Abstract

This thesis discusses UN human rights treaty ratification in Gulf Cooperation Council (GCC) countries. Ratification of human rights treaties by most GCC countries, often with extensive reservations concerning the compatibility of certain provisions with Islam, has generated international debate about the applicability of international human rights norms in an Islamic context. With poor compliance records, GCC cases are seen to demonstrate that global human rights norms fail to diffuse and take hold in specific local contexts. This thesis disputes this claim by arguing that normative change can be observed in these cases. It offers a constructivist critique of “norm diffusion” literature by focusing on changes in language and ideas, rather than on legal changes and implementation.

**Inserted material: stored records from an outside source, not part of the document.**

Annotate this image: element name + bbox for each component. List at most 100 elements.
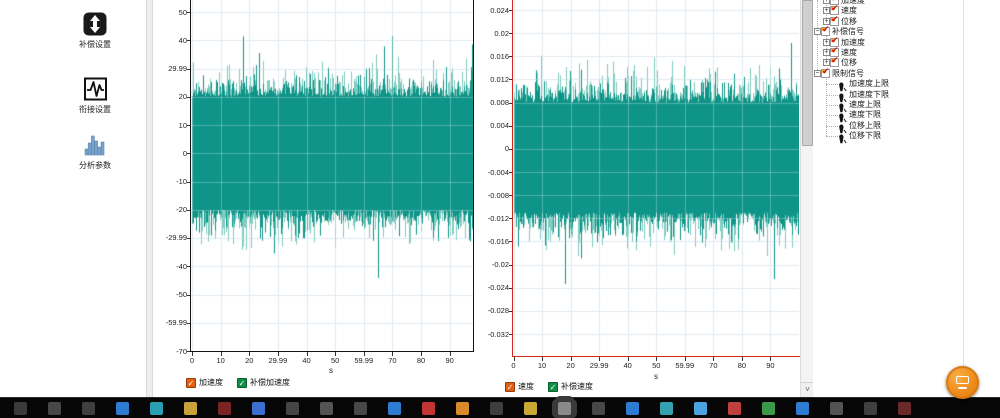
tree-item-label: 位移上限 [849, 120, 881, 130]
x-axis-tick-label: 80 [737, 361, 747, 370]
taskbar-app-icon[interactable] [116, 402, 129, 415]
taskbar-app-icon[interactable] [82, 402, 95, 415]
taskbar-app-icon[interactable] [524, 402, 537, 415]
tree-item[interactable]: +✔加速度 [813, 34, 963, 48]
y-axis-tick-label: 10 [178, 120, 187, 130]
x-axis-tick [306, 352, 308, 356]
tree-item[interactable]: 速度上限 [813, 100, 963, 113]
tree-checkbox-icon[interactable]: ✔ [830, 34, 839, 47]
tree-checkbox-icon[interactable]: ✔ [830, 55, 839, 68]
tree-connector-line [826, 73, 827, 136]
tree-checkbox-icon[interactable]: ✔ [821, 65, 830, 78]
tree-item[interactable]: 速度下限 [813, 110, 963, 123]
legend-checkbox[interactable]: ✓ [548, 381, 558, 392]
tree-checkbox-icon[interactable]: ✔ [830, 0, 839, 5]
tree-item-label: 限制信号 [832, 68, 864, 78]
tree-expand-toggle[interactable]: + [823, 59, 830, 67]
taskbar-app-icon[interactable] [218, 402, 231, 415]
tree-expand-toggle[interactable]: + [823, 17, 830, 25]
compensation-settings-button[interactable]: 补偿设置 [60, 12, 130, 50]
tree-expand-toggle[interactable]: + [823, 0, 830, 4]
taskbar-app-icon[interactable] [796, 402, 809, 415]
tree-item[interactable]: + ✔ 位移 [813, 13, 963, 27]
taskbar-app-icon[interactable] [898, 402, 911, 415]
taskbar-app-icon[interactable] [252, 402, 265, 415]
x-axis-tick-label: 59.99 [675, 361, 695, 370]
tree-item[interactable]: − ✔ 限制信号 [813, 65, 963, 79]
legend-checkbox[interactable]: ✓ [186, 377, 196, 388]
taskbar-app-icon[interactable] [184, 402, 197, 415]
tree-item[interactable]: 加速度上限 [813, 79, 963, 92]
velocity-plot-area[interactable] [512, 0, 801, 357]
tree-expand-toggle[interactable]: + [823, 7, 830, 15]
taskbar-app-icon[interactable] [762, 402, 775, 415]
link-settings-button[interactable]: 衔接设置 [60, 77, 130, 115]
velocity-waveform-canvas[interactable] [513, 0, 799, 356]
tree-item-label: 位移 [841, 16, 857, 26]
y-axis-tick-label: 0.024 [490, 5, 509, 15]
tree-collapse-toggle[interactable]: − [814, 69, 821, 77]
taskbar [0, 397, 1000, 418]
taskbar-app-icon[interactable] [286, 402, 299, 415]
legend-checkbox[interactable]: ✓ [237, 377, 247, 388]
limit-signal-icon [838, 110, 847, 123]
tree-item[interactable]: 加速度下限 [813, 90, 963, 102]
tree-checkbox-icon[interactable]: ✔ [821, 24, 830, 37]
legend-item: ✓ 速度 [505, 381, 534, 392]
scrollbar-down-button[interactable]: ˅ [801, 382, 814, 397]
y-axis-tick-label: -20 [176, 205, 187, 215]
acceleration-waveform-canvas[interactable] [191, 0, 473, 351]
x-axis-tick-label: 90 [445, 356, 454, 365]
x-axis-tick-label: 40 [623, 361, 632, 370]
tree-item[interactable]: 位移上限 [813, 120, 963, 134]
taskbar-app-icon[interactable] [354, 402, 367, 415]
tree-item[interactable]: +✔加速度 [813, 0, 963, 6]
scrollbar-thumb[interactable] [802, 0, 813, 146]
tree-item[interactable]: + ✔ 速度 [813, 45, 963, 58]
taskbar-app-icon[interactable] [150, 402, 163, 415]
taskbar-app-icon[interactable] [660, 402, 673, 415]
analysis-parameters-button[interactable]: 分析参数 [60, 132, 130, 171]
tree-item-label: 位移下限 [849, 131, 881, 141]
badge-glyph [956, 376, 969, 384]
floating-badge[interactable] [946, 366, 979, 399]
taskbar-app-icon[interactable] [388, 402, 401, 415]
tree-checkbox-icon[interactable]: ✔ [830, 3, 839, 16]
tree-item[interactable]: − ✔ 补偿信号 [813, 24, 963, 37]
x-axis-tick [656, 357, 658, 361]
taskbar-app-icon[interactable] [830, 402, 843, 415]
tree-item-label: 速度 [841, 6, 857, 16]
tree-item[interactable]: + ✔ 位移 [813, 55, 963, 68]
legend-checkbox[interactable]: ✓ [505, 381, 515, 392]
signal-tree-panel: +✔加速度+✔速度+✔位移−✔补偿信号+✔加速度+✔速度+✔位移−✔限制信号加速… [813, 0, 1000, 397]
vertical-scrollbar[interactable]: ˅ [800, 0, 814, 397]
link-settings-label: 衔接设置 [79, 105, 111, 114]
taskbar-app-icon[interactable] [558, 402, 571, 415]
taskbar-app-icon[interactable] [864, 402, 877, 415]
x-axis-tick-label: 29.99 [589, 361, 609, 370]
tree-checkbox-icon[interactable]: ✔ [830, 13, 839, 26]
taskbar-app-icon[interactable] [422, 402, 435, 415]
y-axis-tick-label: -0.024 [487, 283, 509, 293]
tree-checkbox-icon[interactable]: ✔ [830, 45, 839, 57]
legend-item: ✓ 加速度 [186, 377, 223, 388]
tree-item-label: 加速度 [841, 0, 865, 5]
taskbar-app-icon[interactable] [626, 402, 639, 415]
acceleration-plot-area[interactable] [190, 0, 474, 352]
acceleration-legend: ✓ 加速度 ✓ 补偿加速度 [186, 377, 290, 388]
taskbar-app-icon[interactable] [48, 402, 61, 415]
taskbar-app-icon[interactable] [14, 402, 27, 415]
taskbar-app-icon[interactable] [320, 402, 333, 415]
tree-item[interactable]: + ✔ 速度 [813, 3, 963, 16]
tree-expand-toggle[interactable]: + [823, 38, 830, 46]
taskbar-app-icon[interactable] [592, 402, 605, 415]
taskbar-app-icon[interactable] [728, 402, 741, 415]
tree-expand-toggle[interactable]: + [823, 49, 830, 56]
taskbar-app-icon[interactable] [694, 402, 707, 415]
taskbar-app-icon[interactable] [490, 402, 503, 415]
tree-item[interactable]: 位移下限 [813, 131, 963, 144]
taskbar-app-icon[interactable] [456, 402, 469, 415]
tree-collapse-toggle[interactable]: − [814, 28, 821, 36]
panel-splitter[interactable] [146, 0, 153, 397]
x-axis-tick [513, 357, 515, 361]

Using the cases of the Convention Against Torture, the Convention on the Rights of the Child, the Convention on the Elimination of all forms of Discrimination Against Women and the International Covenant on Civil and Political Rights, the thesis identifies when and how language and ideas about Islam and human rights have been shaped by UN conceptualizations of rights as a result of GCC engagement with these treaties. Examining both Arabic and English sources and carrying out analysis of the discourses in UN documents, employing legal analysis of recent constitutional documents and laws, and through interview research, the thesis demonstrates how arguments about Islam and human rights in the GCC have been shaped by treaty engagement since the 1990s. By demonstrating ratification’s impact on GCC actors’ use of UN human rights vocabulary and concepts within an Islamic context, the thesis argues that ratification matters more than the conventional literature suggests. It concludes that, even in cases that human rights treaties have failed to result in improved practices, they have contributed to the framing of interpretations of Islam alongside UN human rights concepts, a process that is worthy of greater scholarly attention.